Y cuando digo trabajar, no hablo solo de velas o rituales —que sí los hubo, discretos, cuidados, intencionados—, hablo de lo que mueve a las personas cuando alguien les recuerda lo que valen.
Ella empezó a cambiar de actitud.
Dejó de esperar mensajes, de mirar el móvil con ansiedad.
Empezó a enfocarse en ella, en lo que quería más allá de él.
Y fue ahí, justo en ese momento, cuando él volvió a buscarla.
Primero con un mensaje cortito. Luego con una llamada.
Después le mandó una carta. ¡Una carta!
Le decía que había estado confundido, que el miedo le había ganado por un tiempo, pero que con ella, todo le parecía posible. Una preciosidad impropia de él.

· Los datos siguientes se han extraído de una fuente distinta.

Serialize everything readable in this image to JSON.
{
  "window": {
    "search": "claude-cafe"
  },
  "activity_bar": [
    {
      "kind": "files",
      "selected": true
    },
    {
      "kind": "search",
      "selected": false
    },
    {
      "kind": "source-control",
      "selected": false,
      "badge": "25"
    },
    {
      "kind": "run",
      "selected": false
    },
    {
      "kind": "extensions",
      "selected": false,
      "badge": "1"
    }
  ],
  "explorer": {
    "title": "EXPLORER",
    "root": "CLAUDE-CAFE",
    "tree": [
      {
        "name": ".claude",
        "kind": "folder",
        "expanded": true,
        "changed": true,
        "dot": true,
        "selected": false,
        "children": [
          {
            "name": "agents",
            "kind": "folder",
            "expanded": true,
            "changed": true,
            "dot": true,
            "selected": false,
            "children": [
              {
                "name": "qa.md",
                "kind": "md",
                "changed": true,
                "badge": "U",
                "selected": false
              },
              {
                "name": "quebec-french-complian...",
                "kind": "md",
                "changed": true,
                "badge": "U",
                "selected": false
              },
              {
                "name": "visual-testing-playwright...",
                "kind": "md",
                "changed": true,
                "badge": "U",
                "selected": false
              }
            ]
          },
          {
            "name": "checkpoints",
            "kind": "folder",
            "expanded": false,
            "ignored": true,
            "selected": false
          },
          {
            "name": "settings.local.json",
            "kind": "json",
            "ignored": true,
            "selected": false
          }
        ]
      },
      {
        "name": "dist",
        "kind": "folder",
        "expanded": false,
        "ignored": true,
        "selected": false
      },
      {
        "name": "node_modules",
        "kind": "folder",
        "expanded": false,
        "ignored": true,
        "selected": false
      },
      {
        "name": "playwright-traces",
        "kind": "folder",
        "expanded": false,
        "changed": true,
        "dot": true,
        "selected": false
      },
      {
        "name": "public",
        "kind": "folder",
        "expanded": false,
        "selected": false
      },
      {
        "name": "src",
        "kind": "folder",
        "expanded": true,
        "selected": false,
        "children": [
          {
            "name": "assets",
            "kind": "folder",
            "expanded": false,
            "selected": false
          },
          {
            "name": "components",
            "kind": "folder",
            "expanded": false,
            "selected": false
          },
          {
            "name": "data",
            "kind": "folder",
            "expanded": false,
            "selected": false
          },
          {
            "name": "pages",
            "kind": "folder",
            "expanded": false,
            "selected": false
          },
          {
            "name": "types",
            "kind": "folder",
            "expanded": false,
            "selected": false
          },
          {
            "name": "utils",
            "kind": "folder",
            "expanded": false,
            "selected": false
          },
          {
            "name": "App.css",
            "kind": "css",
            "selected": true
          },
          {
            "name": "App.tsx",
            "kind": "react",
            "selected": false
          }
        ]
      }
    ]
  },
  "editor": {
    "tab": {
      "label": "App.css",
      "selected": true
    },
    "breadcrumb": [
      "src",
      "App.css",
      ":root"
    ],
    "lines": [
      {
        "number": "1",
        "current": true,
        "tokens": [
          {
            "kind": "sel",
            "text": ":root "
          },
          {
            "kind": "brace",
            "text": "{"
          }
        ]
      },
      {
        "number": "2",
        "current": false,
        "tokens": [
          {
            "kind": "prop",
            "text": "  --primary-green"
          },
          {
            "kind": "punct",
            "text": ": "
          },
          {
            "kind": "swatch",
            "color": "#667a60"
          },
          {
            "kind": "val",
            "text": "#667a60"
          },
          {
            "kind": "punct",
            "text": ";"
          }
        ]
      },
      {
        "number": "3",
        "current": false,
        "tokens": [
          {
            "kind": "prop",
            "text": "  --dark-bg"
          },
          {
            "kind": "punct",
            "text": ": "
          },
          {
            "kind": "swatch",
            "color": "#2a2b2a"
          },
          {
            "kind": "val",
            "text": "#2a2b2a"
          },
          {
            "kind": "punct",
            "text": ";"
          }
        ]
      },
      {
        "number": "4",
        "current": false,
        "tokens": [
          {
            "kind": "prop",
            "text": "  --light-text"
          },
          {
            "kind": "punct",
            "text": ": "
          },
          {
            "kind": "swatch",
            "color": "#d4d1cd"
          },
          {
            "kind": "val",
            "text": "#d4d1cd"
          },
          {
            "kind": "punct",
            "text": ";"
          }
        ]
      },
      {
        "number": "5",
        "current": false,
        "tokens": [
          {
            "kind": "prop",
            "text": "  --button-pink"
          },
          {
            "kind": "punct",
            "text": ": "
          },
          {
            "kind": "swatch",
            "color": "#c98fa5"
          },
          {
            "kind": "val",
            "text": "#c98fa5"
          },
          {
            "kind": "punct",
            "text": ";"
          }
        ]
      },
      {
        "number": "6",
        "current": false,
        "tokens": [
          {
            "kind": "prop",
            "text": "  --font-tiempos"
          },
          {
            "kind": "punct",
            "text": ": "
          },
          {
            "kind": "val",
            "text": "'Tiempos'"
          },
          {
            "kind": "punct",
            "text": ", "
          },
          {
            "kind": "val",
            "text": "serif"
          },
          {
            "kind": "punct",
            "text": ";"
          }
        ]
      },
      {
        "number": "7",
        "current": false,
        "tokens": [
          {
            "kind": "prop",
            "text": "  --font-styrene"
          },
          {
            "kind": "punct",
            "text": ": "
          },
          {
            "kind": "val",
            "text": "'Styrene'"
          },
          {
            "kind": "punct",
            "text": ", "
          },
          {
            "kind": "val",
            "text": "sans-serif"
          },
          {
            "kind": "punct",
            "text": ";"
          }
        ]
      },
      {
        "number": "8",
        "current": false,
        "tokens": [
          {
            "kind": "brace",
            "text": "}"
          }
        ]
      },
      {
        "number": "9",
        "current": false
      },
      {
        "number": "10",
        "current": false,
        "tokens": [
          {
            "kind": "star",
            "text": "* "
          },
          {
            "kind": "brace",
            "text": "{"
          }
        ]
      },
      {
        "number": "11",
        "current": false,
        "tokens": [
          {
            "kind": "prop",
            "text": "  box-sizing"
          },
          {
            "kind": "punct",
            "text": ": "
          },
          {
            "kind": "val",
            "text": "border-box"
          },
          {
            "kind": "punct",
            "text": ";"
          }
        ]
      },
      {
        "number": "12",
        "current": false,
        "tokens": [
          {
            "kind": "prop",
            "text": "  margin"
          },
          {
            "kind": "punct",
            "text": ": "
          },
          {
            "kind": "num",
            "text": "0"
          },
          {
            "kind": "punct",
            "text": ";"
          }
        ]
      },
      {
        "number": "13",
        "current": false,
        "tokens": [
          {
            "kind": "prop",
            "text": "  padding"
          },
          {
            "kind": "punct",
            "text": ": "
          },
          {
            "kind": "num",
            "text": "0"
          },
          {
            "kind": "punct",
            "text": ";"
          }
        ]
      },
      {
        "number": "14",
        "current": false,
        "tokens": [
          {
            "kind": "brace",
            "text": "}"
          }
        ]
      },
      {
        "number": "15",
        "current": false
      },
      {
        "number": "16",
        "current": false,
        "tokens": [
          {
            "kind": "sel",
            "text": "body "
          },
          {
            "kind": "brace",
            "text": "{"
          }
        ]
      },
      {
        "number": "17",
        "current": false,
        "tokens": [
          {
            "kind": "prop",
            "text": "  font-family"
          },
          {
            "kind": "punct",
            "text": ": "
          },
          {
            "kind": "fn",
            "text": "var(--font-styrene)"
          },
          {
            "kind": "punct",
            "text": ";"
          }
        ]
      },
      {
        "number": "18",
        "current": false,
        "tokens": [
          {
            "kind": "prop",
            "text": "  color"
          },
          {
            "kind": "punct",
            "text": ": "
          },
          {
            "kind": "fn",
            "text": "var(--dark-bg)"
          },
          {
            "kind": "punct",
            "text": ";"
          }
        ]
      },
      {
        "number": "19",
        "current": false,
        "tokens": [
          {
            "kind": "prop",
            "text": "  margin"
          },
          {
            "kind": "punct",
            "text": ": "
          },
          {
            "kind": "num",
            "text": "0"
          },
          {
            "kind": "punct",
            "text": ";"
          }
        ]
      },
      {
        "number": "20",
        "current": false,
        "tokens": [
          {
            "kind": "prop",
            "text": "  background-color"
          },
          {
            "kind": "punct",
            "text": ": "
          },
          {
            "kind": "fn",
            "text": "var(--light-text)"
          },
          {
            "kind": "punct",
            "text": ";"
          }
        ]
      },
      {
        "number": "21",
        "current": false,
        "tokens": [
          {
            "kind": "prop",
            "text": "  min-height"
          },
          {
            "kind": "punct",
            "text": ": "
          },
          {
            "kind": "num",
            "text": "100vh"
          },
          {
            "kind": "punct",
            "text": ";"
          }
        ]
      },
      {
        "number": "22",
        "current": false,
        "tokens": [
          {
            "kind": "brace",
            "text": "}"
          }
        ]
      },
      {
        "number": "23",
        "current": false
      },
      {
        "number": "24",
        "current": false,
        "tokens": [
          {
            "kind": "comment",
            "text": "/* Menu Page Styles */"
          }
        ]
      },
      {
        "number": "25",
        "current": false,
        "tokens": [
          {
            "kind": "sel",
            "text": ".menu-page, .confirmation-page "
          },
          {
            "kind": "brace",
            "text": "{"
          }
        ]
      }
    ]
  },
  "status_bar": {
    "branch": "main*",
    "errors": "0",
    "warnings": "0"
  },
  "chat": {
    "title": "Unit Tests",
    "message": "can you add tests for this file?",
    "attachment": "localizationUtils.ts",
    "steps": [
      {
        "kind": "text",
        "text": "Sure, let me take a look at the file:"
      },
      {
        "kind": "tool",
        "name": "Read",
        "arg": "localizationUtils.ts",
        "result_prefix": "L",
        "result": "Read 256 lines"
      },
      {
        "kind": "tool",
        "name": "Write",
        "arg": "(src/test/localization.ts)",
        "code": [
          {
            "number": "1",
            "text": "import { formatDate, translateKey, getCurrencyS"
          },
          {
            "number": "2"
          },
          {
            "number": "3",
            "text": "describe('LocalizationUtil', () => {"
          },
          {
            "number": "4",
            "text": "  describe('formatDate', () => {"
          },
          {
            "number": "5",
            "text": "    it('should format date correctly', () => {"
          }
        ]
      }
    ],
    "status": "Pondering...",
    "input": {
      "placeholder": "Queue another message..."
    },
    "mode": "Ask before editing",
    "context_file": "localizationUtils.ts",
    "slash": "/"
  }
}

Volvieron a verse un mes después.
Y según me contó ella, no fue como antes.
Fue mejor.
Él tenía otra forma de mirarla.
Más presente, más decidido. Más ardiente.
Y entonces, en un banco cualquiera de Rota, después de comerse un helado que se derretía más rápido de lo normal, él le dijo algo que ella no esperaba ni en sus mejores sueños:
“¿Tú te casarías conmigo?”
Ella se rió. Pensó que era una broma.
Pero él no sonreía. Solo la miraba con una calma que no se puede fingir.
“No quiero perder tiempo. Ya sé lo que quiero.”
Y qué decir… Se casaron en noviembre.
Una boda pequeñita, sin vestidos caros ni tarta de cinco pisos.
Solo ellos, la gente que los quiere, y esa sensación de que cuando algo tiene que ser…
se acomoda, se recoloca, y termina sucediendo.
Yo no hice milagros.
Solo ayudé a que ella recordara lo que valía.
Y a que él pudiera sentirlo sin ruido.